En el marco de la dinámica del comercio bilateral entre la República Popular China y la República Argentina, el intercambio agroindustrial ha mostrado avances relevantes en el segmento de proteína animal. En un contexto global de permanente evaluación sanitaria y logística, la aceleración de las compras de carne vacuna por parte del gigante asiático reafirma el posicionamiento del país como un proveedor estratégico de alimentos de alta calidad.

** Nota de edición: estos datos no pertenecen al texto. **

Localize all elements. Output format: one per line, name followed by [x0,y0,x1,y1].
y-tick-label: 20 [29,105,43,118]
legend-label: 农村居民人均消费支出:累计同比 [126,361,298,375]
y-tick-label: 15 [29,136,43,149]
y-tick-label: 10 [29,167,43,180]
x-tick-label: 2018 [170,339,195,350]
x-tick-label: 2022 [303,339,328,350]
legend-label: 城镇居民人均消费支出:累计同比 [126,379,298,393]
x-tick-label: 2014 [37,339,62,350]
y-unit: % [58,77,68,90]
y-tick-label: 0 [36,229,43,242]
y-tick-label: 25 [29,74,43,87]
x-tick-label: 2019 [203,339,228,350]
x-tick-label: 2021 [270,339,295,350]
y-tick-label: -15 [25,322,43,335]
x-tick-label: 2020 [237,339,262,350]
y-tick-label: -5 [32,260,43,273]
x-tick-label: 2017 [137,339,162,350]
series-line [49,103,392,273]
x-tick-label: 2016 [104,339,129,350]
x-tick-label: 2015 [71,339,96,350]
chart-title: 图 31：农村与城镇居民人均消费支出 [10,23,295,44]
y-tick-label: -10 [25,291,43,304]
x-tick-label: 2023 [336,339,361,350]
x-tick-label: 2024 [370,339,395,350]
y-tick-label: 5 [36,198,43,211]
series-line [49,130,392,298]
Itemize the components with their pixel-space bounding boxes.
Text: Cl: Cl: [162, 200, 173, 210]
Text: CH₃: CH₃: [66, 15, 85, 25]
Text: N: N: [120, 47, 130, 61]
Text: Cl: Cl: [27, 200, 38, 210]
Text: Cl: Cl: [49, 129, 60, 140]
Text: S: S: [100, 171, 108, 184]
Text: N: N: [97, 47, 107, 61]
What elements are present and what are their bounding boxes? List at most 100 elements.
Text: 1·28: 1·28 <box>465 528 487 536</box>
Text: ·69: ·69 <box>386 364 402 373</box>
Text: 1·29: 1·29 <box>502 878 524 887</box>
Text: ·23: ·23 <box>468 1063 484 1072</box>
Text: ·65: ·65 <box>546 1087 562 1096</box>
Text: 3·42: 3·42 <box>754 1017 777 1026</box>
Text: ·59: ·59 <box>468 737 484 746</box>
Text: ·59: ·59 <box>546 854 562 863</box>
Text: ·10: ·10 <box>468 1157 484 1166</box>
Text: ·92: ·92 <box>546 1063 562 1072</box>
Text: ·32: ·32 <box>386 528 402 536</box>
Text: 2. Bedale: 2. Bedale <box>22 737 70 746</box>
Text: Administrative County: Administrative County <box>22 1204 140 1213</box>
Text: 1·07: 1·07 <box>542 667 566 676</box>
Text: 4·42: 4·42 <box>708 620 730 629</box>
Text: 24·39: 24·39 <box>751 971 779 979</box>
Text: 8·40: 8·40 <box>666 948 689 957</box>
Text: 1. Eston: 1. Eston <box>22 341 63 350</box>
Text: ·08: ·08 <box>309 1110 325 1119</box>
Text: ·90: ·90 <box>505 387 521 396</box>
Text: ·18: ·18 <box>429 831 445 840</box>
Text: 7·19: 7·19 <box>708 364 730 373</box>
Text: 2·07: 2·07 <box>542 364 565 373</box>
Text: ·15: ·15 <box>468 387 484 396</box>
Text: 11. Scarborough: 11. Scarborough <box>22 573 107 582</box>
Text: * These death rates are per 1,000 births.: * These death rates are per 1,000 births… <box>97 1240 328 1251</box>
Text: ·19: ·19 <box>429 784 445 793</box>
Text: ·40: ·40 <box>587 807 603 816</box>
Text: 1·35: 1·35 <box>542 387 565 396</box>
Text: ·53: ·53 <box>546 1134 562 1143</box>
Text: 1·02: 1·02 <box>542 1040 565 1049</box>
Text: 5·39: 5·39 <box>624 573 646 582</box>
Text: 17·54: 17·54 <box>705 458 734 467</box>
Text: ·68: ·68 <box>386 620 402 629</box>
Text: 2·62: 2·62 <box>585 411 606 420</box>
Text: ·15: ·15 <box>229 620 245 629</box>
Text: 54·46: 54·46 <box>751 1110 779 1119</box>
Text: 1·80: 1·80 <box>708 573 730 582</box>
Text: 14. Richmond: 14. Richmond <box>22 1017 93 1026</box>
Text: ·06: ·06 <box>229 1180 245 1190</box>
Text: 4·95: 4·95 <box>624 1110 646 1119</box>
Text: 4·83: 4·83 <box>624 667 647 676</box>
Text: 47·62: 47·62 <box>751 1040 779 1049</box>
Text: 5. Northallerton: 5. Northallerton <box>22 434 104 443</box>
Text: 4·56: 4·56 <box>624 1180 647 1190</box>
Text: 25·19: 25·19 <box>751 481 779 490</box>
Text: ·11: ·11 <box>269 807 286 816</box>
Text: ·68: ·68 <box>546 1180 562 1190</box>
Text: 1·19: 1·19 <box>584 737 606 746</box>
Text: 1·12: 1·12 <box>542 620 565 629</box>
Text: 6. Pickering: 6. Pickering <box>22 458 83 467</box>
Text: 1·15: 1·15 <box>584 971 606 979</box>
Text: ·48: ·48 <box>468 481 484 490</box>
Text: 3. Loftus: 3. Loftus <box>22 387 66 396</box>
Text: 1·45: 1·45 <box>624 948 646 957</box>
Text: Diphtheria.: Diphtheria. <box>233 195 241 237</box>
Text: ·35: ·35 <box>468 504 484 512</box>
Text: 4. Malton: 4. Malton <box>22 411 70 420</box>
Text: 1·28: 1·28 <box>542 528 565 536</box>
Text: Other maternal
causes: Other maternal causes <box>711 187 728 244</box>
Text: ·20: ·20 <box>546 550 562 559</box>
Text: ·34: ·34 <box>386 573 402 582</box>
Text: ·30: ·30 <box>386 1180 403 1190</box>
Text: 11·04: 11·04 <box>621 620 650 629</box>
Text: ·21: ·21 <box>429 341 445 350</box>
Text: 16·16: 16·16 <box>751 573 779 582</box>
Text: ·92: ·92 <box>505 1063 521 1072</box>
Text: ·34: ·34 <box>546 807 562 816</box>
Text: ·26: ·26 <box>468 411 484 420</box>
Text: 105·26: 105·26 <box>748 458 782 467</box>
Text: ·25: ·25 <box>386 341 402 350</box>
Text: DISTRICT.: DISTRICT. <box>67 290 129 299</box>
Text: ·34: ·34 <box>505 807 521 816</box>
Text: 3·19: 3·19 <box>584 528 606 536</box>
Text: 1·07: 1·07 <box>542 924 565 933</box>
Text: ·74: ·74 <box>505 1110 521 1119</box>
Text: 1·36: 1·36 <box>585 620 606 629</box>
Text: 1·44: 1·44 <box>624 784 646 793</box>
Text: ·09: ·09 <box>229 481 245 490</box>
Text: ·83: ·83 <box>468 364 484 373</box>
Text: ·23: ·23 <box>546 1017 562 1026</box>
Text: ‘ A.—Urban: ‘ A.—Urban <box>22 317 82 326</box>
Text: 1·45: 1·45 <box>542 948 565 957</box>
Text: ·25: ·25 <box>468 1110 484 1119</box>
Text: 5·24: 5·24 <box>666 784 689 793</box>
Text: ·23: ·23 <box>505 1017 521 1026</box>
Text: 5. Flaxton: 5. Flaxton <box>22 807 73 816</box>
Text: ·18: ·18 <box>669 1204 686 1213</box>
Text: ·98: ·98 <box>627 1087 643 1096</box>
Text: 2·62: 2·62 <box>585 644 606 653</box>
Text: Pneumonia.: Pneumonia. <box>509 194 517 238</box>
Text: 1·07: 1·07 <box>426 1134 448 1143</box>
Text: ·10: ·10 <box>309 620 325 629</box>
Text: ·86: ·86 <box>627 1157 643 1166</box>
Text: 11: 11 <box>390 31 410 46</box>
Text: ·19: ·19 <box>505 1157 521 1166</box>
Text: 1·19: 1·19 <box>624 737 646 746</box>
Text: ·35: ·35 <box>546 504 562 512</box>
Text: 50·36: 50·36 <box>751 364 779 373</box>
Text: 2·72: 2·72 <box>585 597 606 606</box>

Expansión de habilitaciones sanitarias y capacidad exportadora
Un factor determinante en el incremento de los volúmenes de exportación ha sido la reciente serie de autorizaciones emitidas por la Administración General de Aduanas de China (GACC). El organismo sanitario asiático aprobó la incorporación de nuevos establecimientos frigoríficos argentinos, facultados para enviar carne vacuna tanto enfriada como congelada, en sus modalidades con y sin hueso.
Con estas adiciones, la nómina de plantas cárnicas argentinas autorizadas para operar en el mercado chino superan los 70 establecimientos. Este incremento en la infraestructura certificada responde al cumplimiento continuo de los rigurosos estándares de trazabilidad e inocuidad exigidos por las autoridades de Pekín, fortaleciendo la relación institucional entre el SENASA y los organismos sanitarios chinos.
Oportunidades de mercado
El repunte de los embarques hacia la nación asiática también obedece a reconfiguraciones en la oferta del bloque sudamericano. Frente a restricciones de cupos y límites operativos registrados en otros países agroexportadores de la región, los importadores chinos han canalizado un mayor volumen de sus requerimientos hacia la industria frigorífica argentina.
Este escenario subraya la flexibilidad operativa y la resiliencia del sector ganadero argentino para absorber variaciones en la demanda internacional. A través de este flujo constante de suministros, la Argentina refuerza su rol dentro de la agenda de seguridad alimentaria global, consolidando al sector cárnico como un pilar fundamental en la balanza comercial y en el diálogo diplomático-económico transcontinental.